# Ex.5.3 Q18 Arithmetic Progressions Solution - NCERT Maths Class 10

## Question

A spiral is made up of successive semicircles, with centres alternately at \(A\) and \(B,\) starting with centre at \(A\) of radii \(0.5,\) \(1.0 \,\rm{cm}, 1.5 \,\rm{cm}, 2.0 \,\rm{cm}, ......... \)as shown in figure. What is the total length of such a spiral made up of thirteen consecutive semicircles?

\(\begin{align}\left[ {{\rm{Take}}\,\,\pi = \frac{{22}}{7}} \right] \end{align}\)

## Text Solution

**What is Known?**

Radii of the \(13\) semicircles.

**What is Unknown?**

Length of the spiral made.

**Reasoning:**

Sum of the first \(n\)terms of an AP is given by \({S_n} = \frac{n}{2}\left[ {2a + \left( {n - 1} \right)d} \right]\)

Where \(a\) is the first term, \(d\)is the common difference and \(n\) is the number of terms.

**Steps:**

Semi-perimeter of circle, \(l = \pi r\)

\[\begin{align}{{l}_{1}}& =\pi \times \left( 0.5\,\,\text{cm} \right)=0.5\pi \,\,\text{cm } \\ {{l}_{2}}&=\pi \times \left( 1\,\,\text{cm} \right)=\pi \,\,\text{cm} \\ {{l}_{3}} &=\pi \times \left( 1.5\,\,\text{cm} \right)=1.5\pi \,\text{cm} \\\end{align}\]

Therefore, \({l_1},{\rm{ }}{l_2},{\rm{ }}{l_3},\) i.e. the lengths of the semi-circles are in an A.P.,

\[\begin{align}&0.5\pi ,\pi ,1.5\pi ,2\pi\dots\dots\dots\\&a = 0.5\pi \\&d = \pi - 0.5\pi = 0.5\pi\end{align}\]

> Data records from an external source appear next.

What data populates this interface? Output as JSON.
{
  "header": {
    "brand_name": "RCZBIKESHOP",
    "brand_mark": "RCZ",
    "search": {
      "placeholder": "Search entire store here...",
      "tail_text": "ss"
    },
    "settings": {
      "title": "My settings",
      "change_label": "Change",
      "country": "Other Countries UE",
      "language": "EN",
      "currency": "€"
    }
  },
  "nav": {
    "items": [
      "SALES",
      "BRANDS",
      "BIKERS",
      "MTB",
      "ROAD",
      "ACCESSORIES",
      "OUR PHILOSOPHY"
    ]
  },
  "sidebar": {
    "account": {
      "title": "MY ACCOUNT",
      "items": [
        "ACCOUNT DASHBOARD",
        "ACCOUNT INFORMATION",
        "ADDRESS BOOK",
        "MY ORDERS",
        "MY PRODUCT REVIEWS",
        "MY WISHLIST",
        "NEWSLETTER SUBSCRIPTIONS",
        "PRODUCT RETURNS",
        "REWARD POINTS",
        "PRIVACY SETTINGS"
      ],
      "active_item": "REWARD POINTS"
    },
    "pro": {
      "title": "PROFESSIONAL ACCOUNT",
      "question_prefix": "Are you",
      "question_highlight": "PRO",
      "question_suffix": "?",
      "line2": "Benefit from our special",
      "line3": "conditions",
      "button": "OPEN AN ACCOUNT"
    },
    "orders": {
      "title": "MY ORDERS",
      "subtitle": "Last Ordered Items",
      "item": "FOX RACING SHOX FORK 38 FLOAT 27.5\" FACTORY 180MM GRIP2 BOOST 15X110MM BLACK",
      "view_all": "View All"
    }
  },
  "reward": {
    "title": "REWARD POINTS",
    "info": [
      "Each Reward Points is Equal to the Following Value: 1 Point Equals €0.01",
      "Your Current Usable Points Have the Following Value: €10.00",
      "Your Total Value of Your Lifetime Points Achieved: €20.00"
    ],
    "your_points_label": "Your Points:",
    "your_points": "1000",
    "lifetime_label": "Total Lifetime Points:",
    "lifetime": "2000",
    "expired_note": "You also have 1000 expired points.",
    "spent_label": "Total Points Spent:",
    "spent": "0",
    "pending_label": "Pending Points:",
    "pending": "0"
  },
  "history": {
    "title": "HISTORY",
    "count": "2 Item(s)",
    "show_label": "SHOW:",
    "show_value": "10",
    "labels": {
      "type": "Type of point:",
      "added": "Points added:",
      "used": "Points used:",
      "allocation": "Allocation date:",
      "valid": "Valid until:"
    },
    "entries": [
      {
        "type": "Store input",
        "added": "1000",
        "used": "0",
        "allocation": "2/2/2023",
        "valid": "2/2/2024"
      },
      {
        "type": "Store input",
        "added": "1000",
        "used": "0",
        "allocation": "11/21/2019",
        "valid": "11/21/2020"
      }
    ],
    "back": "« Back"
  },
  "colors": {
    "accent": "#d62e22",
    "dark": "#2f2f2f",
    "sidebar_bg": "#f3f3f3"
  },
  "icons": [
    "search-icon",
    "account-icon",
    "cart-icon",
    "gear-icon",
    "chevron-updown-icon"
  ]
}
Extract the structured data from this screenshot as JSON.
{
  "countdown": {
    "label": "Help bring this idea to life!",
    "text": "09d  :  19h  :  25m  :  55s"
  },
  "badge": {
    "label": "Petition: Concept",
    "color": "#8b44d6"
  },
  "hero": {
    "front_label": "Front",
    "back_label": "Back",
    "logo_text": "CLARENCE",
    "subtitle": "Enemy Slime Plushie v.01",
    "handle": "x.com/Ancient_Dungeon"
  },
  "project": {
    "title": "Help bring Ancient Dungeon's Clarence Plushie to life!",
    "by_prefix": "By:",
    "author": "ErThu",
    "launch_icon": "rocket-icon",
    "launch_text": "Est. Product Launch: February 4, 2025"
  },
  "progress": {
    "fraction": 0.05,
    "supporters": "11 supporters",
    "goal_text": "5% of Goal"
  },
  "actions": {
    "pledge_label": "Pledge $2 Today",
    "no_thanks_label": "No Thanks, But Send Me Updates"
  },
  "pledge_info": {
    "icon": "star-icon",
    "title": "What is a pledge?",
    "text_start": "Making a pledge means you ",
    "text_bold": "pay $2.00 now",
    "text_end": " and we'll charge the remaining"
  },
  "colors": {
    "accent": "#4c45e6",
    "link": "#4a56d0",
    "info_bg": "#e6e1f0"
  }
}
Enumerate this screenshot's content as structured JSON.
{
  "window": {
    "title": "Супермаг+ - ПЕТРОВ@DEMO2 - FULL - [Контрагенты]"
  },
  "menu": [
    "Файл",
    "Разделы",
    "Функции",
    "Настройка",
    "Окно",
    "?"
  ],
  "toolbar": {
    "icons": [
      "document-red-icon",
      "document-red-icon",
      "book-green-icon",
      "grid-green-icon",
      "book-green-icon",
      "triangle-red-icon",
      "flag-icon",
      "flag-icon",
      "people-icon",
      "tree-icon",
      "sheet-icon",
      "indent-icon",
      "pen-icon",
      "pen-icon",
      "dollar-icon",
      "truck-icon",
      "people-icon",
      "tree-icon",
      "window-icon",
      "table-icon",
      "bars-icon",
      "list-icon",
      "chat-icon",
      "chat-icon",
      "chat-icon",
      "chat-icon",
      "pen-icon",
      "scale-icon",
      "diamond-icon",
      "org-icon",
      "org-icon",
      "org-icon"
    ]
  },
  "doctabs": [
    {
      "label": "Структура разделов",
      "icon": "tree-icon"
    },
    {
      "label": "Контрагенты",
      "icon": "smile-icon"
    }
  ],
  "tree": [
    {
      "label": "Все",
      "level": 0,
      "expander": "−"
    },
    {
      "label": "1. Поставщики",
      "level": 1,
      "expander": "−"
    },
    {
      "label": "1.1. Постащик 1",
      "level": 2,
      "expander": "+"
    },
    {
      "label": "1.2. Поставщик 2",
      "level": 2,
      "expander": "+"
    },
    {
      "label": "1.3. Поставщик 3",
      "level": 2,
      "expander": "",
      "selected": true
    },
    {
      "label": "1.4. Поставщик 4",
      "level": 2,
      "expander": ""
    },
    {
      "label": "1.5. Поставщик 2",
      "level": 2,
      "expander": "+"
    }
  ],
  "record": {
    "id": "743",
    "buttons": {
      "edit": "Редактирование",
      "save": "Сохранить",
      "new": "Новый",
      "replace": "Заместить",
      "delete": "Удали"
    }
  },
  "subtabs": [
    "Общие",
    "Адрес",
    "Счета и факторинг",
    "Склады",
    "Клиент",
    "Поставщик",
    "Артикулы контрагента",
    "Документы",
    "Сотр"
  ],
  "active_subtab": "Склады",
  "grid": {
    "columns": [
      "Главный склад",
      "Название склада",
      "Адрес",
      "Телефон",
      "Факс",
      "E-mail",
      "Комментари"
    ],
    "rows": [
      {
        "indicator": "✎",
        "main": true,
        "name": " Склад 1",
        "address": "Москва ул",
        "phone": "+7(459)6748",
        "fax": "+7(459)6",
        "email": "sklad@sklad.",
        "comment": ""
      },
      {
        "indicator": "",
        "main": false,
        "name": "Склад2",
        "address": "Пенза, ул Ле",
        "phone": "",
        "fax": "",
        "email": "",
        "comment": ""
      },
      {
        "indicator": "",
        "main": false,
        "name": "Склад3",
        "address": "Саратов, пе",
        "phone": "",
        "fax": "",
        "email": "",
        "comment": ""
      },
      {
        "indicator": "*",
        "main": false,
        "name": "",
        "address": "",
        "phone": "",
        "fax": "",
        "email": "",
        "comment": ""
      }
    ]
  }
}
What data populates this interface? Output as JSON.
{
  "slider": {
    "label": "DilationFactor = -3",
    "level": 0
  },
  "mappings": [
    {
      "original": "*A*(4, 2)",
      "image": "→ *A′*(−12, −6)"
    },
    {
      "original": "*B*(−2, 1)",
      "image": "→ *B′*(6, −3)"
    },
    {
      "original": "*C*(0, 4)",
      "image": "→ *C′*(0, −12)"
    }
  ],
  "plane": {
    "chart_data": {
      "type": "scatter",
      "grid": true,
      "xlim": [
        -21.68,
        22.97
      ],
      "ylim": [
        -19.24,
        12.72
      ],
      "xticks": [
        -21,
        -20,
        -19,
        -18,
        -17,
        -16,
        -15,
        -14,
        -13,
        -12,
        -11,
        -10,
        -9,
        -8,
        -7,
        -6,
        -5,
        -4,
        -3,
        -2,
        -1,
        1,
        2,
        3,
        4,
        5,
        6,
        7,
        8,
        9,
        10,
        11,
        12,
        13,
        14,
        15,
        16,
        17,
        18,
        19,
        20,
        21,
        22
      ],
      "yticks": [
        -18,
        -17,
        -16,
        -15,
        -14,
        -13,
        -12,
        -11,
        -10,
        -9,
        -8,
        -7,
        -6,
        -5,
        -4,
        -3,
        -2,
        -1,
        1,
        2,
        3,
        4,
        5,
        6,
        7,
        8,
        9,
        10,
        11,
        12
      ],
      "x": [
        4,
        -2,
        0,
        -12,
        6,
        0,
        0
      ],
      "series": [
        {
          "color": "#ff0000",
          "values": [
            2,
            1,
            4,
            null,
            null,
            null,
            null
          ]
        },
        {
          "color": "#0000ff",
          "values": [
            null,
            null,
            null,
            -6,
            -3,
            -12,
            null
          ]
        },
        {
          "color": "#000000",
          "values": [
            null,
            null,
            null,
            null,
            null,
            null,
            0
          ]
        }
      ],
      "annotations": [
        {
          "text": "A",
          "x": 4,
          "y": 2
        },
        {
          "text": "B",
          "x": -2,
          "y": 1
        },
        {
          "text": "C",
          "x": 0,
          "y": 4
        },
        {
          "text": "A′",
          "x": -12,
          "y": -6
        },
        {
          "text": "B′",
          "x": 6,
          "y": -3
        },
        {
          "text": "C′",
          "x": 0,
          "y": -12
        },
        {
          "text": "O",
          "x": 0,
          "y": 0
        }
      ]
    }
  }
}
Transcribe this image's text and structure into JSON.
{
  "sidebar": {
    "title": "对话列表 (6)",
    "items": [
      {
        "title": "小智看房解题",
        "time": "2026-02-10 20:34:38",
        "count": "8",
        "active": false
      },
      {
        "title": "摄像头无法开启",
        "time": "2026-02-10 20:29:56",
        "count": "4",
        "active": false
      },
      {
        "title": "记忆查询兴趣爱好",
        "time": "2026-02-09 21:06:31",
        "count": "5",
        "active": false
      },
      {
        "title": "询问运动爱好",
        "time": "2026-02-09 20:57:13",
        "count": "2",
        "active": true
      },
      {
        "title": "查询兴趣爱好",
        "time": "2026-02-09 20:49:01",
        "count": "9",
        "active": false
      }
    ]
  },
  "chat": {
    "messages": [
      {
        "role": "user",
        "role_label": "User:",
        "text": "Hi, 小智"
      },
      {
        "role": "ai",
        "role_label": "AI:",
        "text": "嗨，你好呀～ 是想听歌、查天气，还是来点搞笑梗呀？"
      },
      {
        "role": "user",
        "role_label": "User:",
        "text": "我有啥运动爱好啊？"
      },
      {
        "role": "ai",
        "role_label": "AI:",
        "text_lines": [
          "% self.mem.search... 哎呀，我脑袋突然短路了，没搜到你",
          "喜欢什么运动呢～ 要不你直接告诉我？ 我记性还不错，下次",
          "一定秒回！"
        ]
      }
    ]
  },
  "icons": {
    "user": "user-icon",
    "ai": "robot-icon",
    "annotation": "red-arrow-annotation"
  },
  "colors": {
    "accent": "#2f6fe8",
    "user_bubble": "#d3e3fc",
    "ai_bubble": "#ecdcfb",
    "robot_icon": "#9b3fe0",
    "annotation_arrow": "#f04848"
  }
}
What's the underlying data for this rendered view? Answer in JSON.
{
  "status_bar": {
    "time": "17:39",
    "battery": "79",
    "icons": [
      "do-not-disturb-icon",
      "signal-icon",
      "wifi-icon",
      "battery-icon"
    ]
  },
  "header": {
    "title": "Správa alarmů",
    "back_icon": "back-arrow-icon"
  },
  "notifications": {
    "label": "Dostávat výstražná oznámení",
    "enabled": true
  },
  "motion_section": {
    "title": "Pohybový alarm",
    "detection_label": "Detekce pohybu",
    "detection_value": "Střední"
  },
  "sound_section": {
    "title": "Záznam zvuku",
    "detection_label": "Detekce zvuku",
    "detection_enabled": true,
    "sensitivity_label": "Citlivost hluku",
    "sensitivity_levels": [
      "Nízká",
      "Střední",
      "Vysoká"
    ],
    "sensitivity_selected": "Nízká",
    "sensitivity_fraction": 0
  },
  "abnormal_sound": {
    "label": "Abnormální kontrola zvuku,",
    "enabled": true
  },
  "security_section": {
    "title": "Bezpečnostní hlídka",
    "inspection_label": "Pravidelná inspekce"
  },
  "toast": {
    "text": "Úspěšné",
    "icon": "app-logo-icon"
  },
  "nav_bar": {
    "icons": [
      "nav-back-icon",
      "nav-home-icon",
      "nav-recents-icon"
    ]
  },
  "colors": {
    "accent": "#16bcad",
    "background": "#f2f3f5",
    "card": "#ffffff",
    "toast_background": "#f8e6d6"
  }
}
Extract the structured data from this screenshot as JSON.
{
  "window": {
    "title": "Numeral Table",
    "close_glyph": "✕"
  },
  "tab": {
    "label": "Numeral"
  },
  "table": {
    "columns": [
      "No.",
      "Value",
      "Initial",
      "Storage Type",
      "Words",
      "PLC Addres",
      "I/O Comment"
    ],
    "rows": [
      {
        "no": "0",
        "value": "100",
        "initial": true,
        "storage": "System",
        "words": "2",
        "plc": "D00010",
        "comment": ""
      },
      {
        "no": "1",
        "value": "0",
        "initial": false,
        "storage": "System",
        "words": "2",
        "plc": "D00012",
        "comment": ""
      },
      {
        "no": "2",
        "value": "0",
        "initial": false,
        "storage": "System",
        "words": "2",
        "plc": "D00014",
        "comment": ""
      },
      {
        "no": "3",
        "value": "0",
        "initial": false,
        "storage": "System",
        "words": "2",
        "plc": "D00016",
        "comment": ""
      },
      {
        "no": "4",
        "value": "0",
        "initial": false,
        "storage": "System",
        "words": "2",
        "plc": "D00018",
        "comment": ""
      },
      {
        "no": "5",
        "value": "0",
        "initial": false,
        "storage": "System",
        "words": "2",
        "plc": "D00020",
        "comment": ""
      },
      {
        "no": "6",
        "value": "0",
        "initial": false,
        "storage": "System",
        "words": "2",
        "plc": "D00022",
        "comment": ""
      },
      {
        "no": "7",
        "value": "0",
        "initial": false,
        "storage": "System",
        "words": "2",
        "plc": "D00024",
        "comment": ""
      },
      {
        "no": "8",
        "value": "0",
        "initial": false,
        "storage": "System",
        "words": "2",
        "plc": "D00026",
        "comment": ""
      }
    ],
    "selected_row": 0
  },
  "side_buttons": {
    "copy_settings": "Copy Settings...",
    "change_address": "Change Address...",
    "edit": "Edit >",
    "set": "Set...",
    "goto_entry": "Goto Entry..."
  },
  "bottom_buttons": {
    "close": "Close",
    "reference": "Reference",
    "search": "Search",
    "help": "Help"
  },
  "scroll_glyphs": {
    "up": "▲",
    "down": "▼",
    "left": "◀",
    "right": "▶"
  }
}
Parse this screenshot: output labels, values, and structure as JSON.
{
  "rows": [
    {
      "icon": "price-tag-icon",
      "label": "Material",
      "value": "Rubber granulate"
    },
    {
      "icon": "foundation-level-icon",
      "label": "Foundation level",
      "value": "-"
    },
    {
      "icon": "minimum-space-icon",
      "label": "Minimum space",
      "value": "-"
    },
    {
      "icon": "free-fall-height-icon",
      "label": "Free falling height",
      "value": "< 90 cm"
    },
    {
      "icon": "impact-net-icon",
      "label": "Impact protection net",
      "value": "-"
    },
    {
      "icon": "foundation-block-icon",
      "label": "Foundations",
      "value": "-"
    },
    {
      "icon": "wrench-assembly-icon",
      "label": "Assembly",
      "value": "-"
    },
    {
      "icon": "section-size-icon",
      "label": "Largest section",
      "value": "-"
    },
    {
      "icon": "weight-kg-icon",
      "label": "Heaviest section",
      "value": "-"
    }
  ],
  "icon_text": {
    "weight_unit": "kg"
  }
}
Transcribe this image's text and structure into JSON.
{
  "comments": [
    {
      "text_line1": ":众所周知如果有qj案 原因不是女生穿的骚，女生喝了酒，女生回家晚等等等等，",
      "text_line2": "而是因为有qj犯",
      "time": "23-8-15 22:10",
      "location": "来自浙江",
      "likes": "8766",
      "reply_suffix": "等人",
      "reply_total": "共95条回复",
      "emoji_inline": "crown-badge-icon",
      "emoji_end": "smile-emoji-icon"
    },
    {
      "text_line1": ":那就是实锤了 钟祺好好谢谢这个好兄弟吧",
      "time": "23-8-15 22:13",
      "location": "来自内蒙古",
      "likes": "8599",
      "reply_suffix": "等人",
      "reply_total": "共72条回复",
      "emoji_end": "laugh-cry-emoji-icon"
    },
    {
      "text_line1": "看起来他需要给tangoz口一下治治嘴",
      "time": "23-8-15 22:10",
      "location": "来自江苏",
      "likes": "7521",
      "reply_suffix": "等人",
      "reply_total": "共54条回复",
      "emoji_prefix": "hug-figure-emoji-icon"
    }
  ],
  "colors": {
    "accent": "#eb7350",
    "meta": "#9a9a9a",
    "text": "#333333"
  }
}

We know that the sum of \(n\) terms of an A.P. is given by

\[\begin{align}{S_n} &= \frac{n}{2}\left[ {2a + \left( {n - 1} \right)d} \right]\\{S_{13}} &\!=\!\frac{{13}}{2}\left[ {2 \!\times\! \left( {0.5\pi } \right)\!+\!\left( {13\!-\!1} \right)\left( {0.5\pi } \right)}\!\right]\\ &= \frac{{13}}{2}\left[ {\pi + 6\pi } \right]\\ &= \frac{{13}}{2} \times 7\pi \\ &= \frac{{13}}{2} \times 7 \times \frac{{22}}{7}\\ &= 143\end{align}\]

Therefore, the length of such spiral of thirteen consecutive semi-circles will be \(143\, \rm{cm.}\)